Reserved Concurrency" and Provisioned
Concurrency are two related but different AWS Lambda features that control how many concurrent executions the
function can have and its “warmed up” posture.
Here’s twtech breakdown:
1. Reserved Concurrency
- Purpose:
Guarantees a certain number of concurrent executions for twtech Lambda function and limits the maximum concurrency it can use. - How it works:
- When you set Reserved Concurrency to N,
AWS ensures your function can always run up to N
concurrent instances, no more.
- This also prevents other functions from using
those slots.
- If concurrency hits that number, further requests are
throttled.
- Use case:
- Guarantee availability for critical functions.
- Prevent a function from consuming all concurrency
and starving others.
2. Provisioned Concurrency
- Purpose:
Keeps a number of Lambda environments pre-initialized and ready to run without cold starts. - How it works:
- When twtech sets Provisioned Concurrency to M,
AWS pre-warms M Lambda instances and keeps them running.

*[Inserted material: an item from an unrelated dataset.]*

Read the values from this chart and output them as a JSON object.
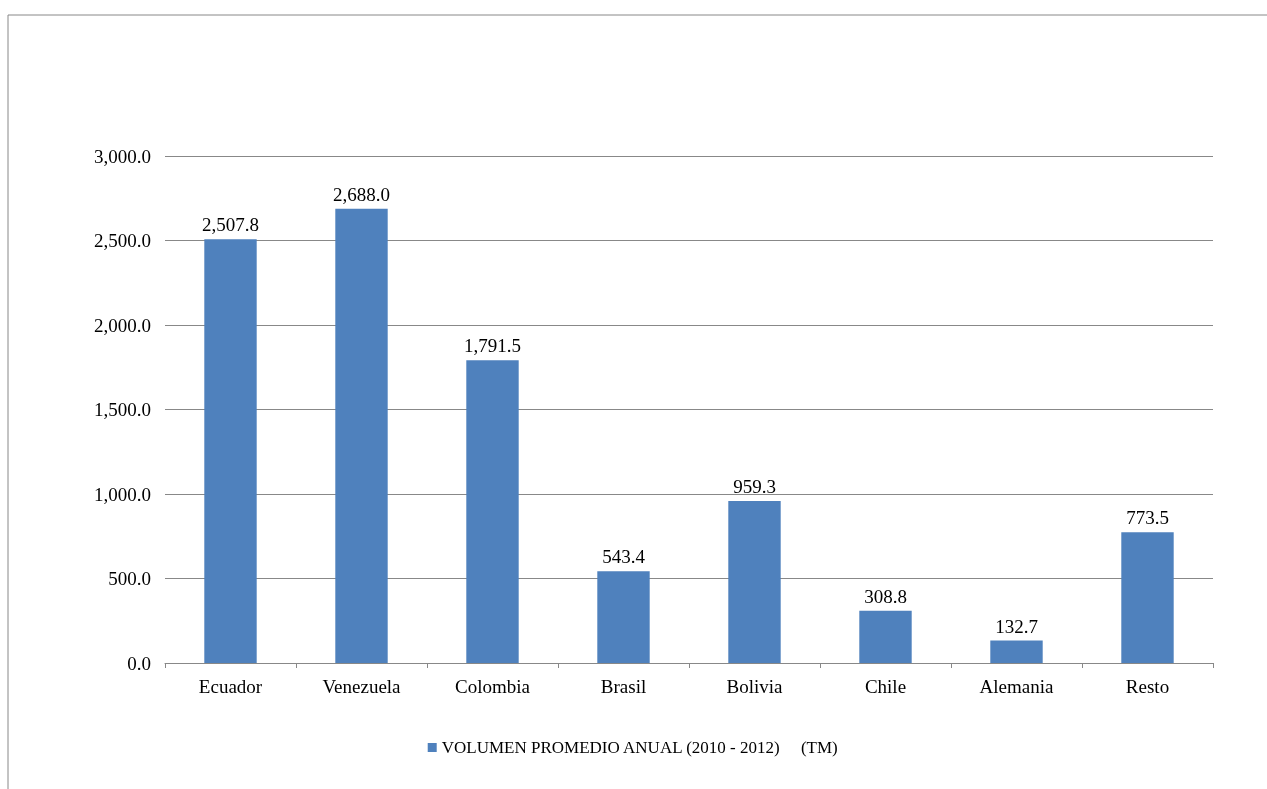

- Requests that fit within M
capacity have no cold start latency.
- Requests beyond M but under the function's concurrency limit still run,
but may cause cold starts.
- Billing impact:
- twtech pays for the pre-warmed instances, even
if idle.
- Use case:
- Functions with strict latency requirements (e.g.,
APIs, real-time processing).
Key Differences
Feature |
Reserved
Concurrency |
Provisioned
Concurrency |
Main Goal. |
Limit & guarantee max
concurrency. |
Eliminate cold starts |
When charged. |
Only when function executes. |
Always for provisioned instances,
plus execution time |
Affects other functions. |
Yes, by reserving capacity. |
No, unless you also set reserved
concurrency |
Cold starts. |
Still possible. |
Avoided for provisioned requests |
twtech can combine them (Reserved & Provisioned):
- Set Reserved Concurrency to cap usage and ensure
capacity for that function.
- Enable Provisioned Concurrency for part or all
of that reserved capacity to remove cold starts.
When twtech sets Provisioned
Concurrency to M
for an AWS Lambda function, here’s what actually happens:
Step-by-Step Behavior
- AWS Pre-Warms M Instances
- AWS immediately spins up M separate
execution environments (containers) for your Lambda function.
- Each one loads:
- The Lambda runtime (e.g.,
Python, Node.js, Java)
- twtech code
- Any dependencies from /opt or
layers
- The init phase (Init) is completed ahead of time, so requests start execution
instantly.
- Always Running
- Those M environments stay alive, idle but ready, until twtech
changes the number or disable provisioned concurrency.
- Even if no requests come in, AWS bills twtech for
keeping them warm.
- Handling Requests
- First M concurrent requests → handled instantly (no cold
start).
- Requests beyond M → either:
- Use on-demand concurrency
(may cause cold starts).
- Or, if twtech has set Reserved
Concurrency, they may be throttled.
- Billing Impact
- twtech pays per-second for keeping those M
environments provisioned.
- twtech also pay for request execution on top of that.
Example
If:
- M = 5
- twtech Lambda is invoked 10 times at once:
Request # |
Instance Source |
Cold Start? |
1 → 5 |
Provisioned pool |
❌ No |
6 → 10 |
On-demand (if allowed) |
✅ Possible |
- In the context of AWS Lambda's Provisioned Concurrency, "M" typically represents the number of provisioned concurrency units (execution environments) twtech wants to allocate to its function.